The myth collapses under the weight of real numbers: a one-size approach yielded a 22% higher early turnover in the litigation group, while the modular system cut that figure to 9% within six months of implementation. By treating HR as a set of interchangeable building blocks, Karalis proved that customization can be both scalable and measurable.

With a modular foundation in place, the next logical step was to future-proof the talent pipeline.


Future-Proofing Talent: What’s Next for Seyfarth?

Looking ahead, Karalis is mapping a succession pipeline that identifies high-potential staff three years before they become eligible for partnership. The model uses AI to score candidates on leadership potential, client acquisition, and cultural alignment, producing a “future leader index.” In 2023, 23 staff members entered the index, and 78% of them have already taken on stretch assignments, giving the firm a ready bench of leaders ready to step up when the partnership door opens.

Microlearning is another pillar. Seyfarth launched a mobile-first platform that delivers five-minute lessons on emerging legal tech, diversity best practices, and negotiation tactics. Completion rates exceed 85%, far higher than the 45% average for traditional e-learning modules reported by the 2022 Legal Learning Survey. The bite-size format respects busy lawyers’ schedules while keeping skills sharp.

Dynamic career-pathing tools let employees visualize lateral moves, project-based contracts, and international secondments. The system updates in real time as new opportunities arise, and a built-in ROI calculator shows how each path impacts billable hours and personal development goals. Early adopters report a 30% increase in perceived career mobility, challenging the belief that law firms are rigid career lattices.

All these initiatives feed a feedback loop that continuously refines recruitment, development, and retention strategies. A 2024 PwC HR agility index placed Seyfarth in the top 10% of global professional services firms, confirming that a data-rich, modular approach can outpace competitors even in a volatile market.

Now that we’ve explored the how-and-why, let’s distill the playbook into a practical toolkit for any HR leader ready to bust myths in their own organization.
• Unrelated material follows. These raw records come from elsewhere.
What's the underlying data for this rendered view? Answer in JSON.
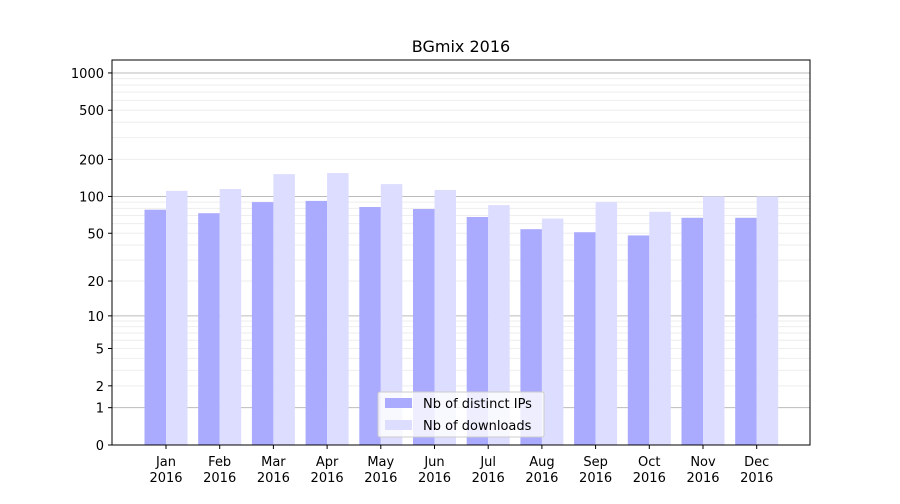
{
  "chart_data": {
    "type": "bar",
    "title": "BGmix 2016",
    "xlabel": "",
    "ylabel": "",
    "yscale": "symlog",
    "ylim": [
      0,
      1300
    ],
    "yticks": [
      0,
      1,
      2,
      5,
      10,
      20,
      50,
      100,
      200,
      500,
      1000
    ],
    "grid": true,
    "legend_position": "lower-center",
    "categories": [
      "Jan\n2016",
      "Feb\n2016",
      "Mar\n2016",
      "Apr\n2016",
      "May\n2016",
      "Jun\n2016",
      "Jul\n2016",
      "Aug\n2016",
      "Sep\n2016",
      "Oct\n2016",
      "Nov\n2016",
      "Dec\n2016"
    ],
    "series": [
      {
        "name": "Nb of distinct IPs",
        "color": "#aaaaff",
        "values": [
          78,
          73,
          90,
          92,
          82,
          79,
          68,
          54,
          51,
          48,
          67,
          67
        ]
      },
      {
        "name": "Nb of downloads",
        "color": "#ddddff",
        "values": [
          111,
          115,
          152,
          155,
          126,
          113,
          85,
          66,
          90,
          75,
          100,
          100
        ]
      }
    ]
  }
}
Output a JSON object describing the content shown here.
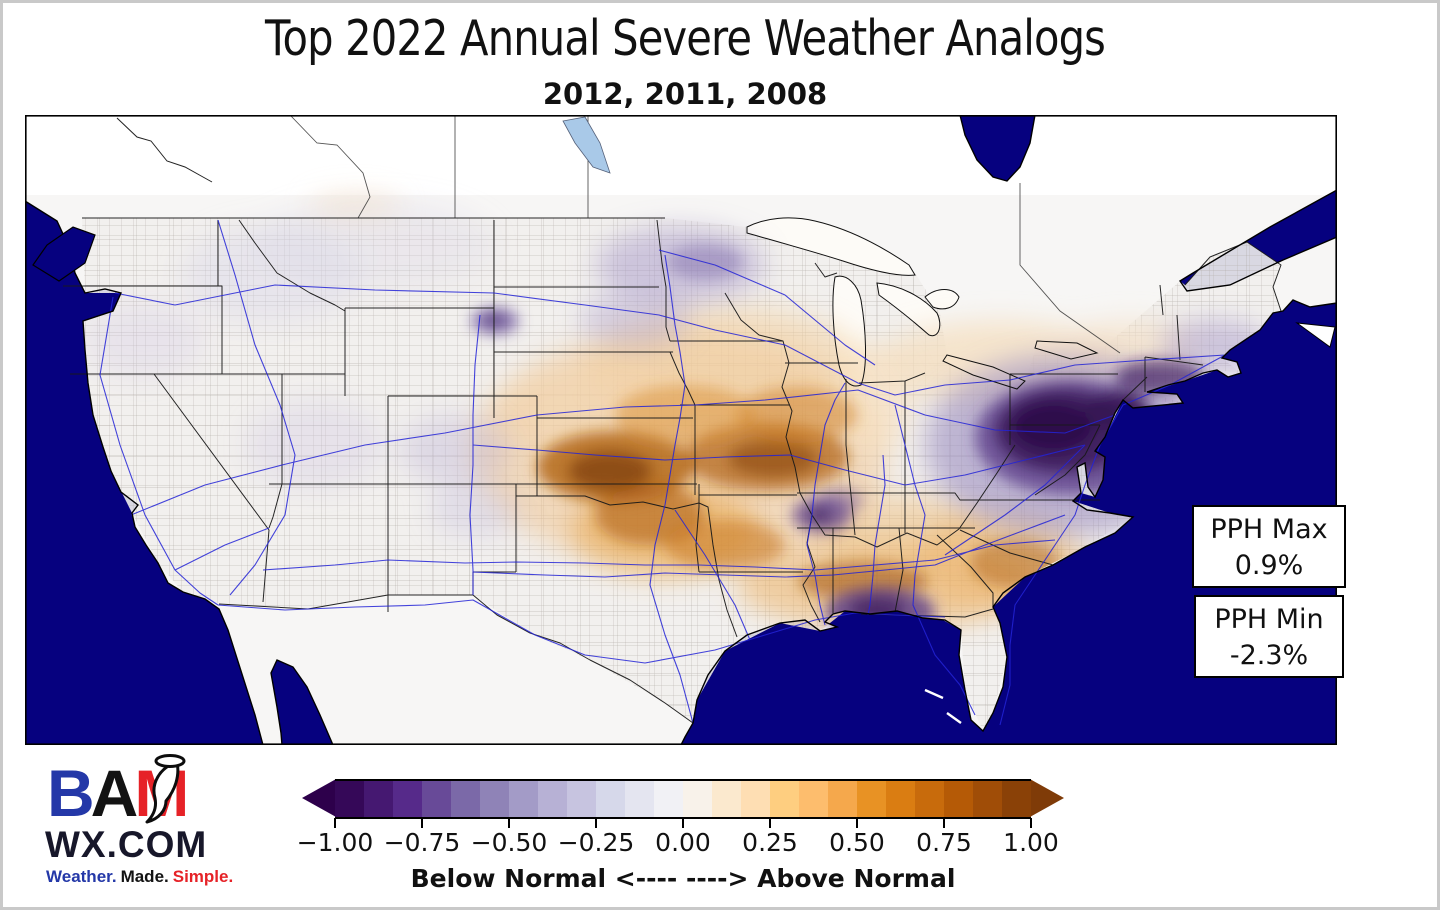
{
  "title": "Top 2022 Annual Severe Weather Analogs",
  "subtitle": "2012, 2011, 2008",
  "annotations": {
    "pph_max_label": "PPH Max",
    "pph_max_value": "0.9%",
    "pph_min_label": "PPH Min",
    "pph_min_value": "-2.3%"
  },
  "colorbar": {
    "range": [
      -1.0,
      1.0
    ],
    "ticks": [
      "−1.00",
      "−0.75",
      "−0.50",
      "−0.25",
      "0.00",
      "0.25",
      "0.50",
      "0.75",
      "1.00"
    ],
    "caption": "Below Normal <---- ----> Above Normal",
    "left_tip": "#2d004b",
    "right_tip": "#7f3b08",
    "segments": [
      "#350858",
      "#451871",
      "#562a8a",
      "#684a98",
      "#7b69a8",
      "#8f83b7",
      "#a39bc7",
      "#b7b1d5",
      "#c7c4e0",
      "#d6d8ea",
      "#e4e5f0",
      "#f1f1f5",
      "#f8f2ea",
      "#fbe9ce",
      "#fedeb3",
      "#fece80",
      "#fdbd6d",
      "#f5a84c",
      "#e89224",
      "#da7d12",
      "#c86b0c",
      "#b55a06",
      "#a04d07",
      "#8a4107"
    ]
  },
  "logo": {
    "letters": [
      {
        "t": "B",
        "c": "#2438a8"
      },
      {
        "t": "A",
        "c": "#131313"
      },
      {
        "t": "M",
        "c": "#e62227"
      }
    ],
    "domain": "WX.COM",
    "tagline": [
      {
        "t": "Weather.",
        "c": "#2438a8"
      },
      {
        "t": "Made.",
        "c": "#131313"
      },
      {
        "t": "Simple.",
        "c": "#e62227"
      }
    ]
  },
  "map": {
    "theme": {
      "ocean": "#06017f",
      "land": "#ffffff",
      "road": "#2424d6",
      "lake": "#a9c9e8",
      "county": "#b3aea8",
      "border": "#1a1a1a"
    },
    "anomaly_regions": [
      {
        "area": "Central Plains and Mid-Missouri Valley",
        "sign": "above-normal"
      },
      {
        "area": "Mid-South / Southeast",
        "sign": "above-normal"
      },
      {
        "area": "Northeast PA-NJ-NY-New England",
        "sign": "below-normal"
      },
      {
        "area": "South Georgia / SE Alabama",
        "sign": "below-normal"
      },
      {
        "area": "Middle Tennessee",
        "sign": "below-normal"
      },
      {
        "area": "Northeast Wyoming",
        "sign": "below-normal"
      }
    ]
  }
}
Takeaway Toolkit for HR Leaders

Karalis’ playbook boils down to a handful of actionable steps. First, embed predictive analytics early in the hiring workflow and track a simple risk score for each candidate. Second, replace static career ladders with milestone-based maps that tie skill acquisition to measurable outcomes. Third, adopt a modular policy architecture that allows each practice area to customize core HR principles without reinventing the wheel.

Key metrics to monitor include time-to-fill, turnover rate, eNPS, cost-per-hire and the future leader index. Set quarterly targets for each and use a visual dashboard to keep leadership informed. Fourth, foster a culture of continuous learning through microlearning bursts and AI-driven career-pathing tools that surface lateral opportunities before they become vacancies.

By mirroring Karalis’ data-first mindset, HR teams can transform talent acquisition from a reactive function into a strategic engine that fuels growth, diversity and resilience. The myth that HR is a cost center? Consider it busted.

What predictive analytics tools does Seyfarth use?

Seyfarth partners with a legal-focused AI vendor that scores candidates on skill match, cultural fit, interview performance, reference sentiment and three-year stay likelihood.

How does the modular HR policy framework work?

Each HR domain - compensation, career progression, work-style flexibility - has a core set of rules plus practice-specific extensions that address unique workflow needs.

What impact did flexible work models have on Seyfarth’s eNPS?

The eNPS rose from 28 to 41 within a year of introducing three-day office, fully remote, and hybrid options, reflecting stronger employee advocacy.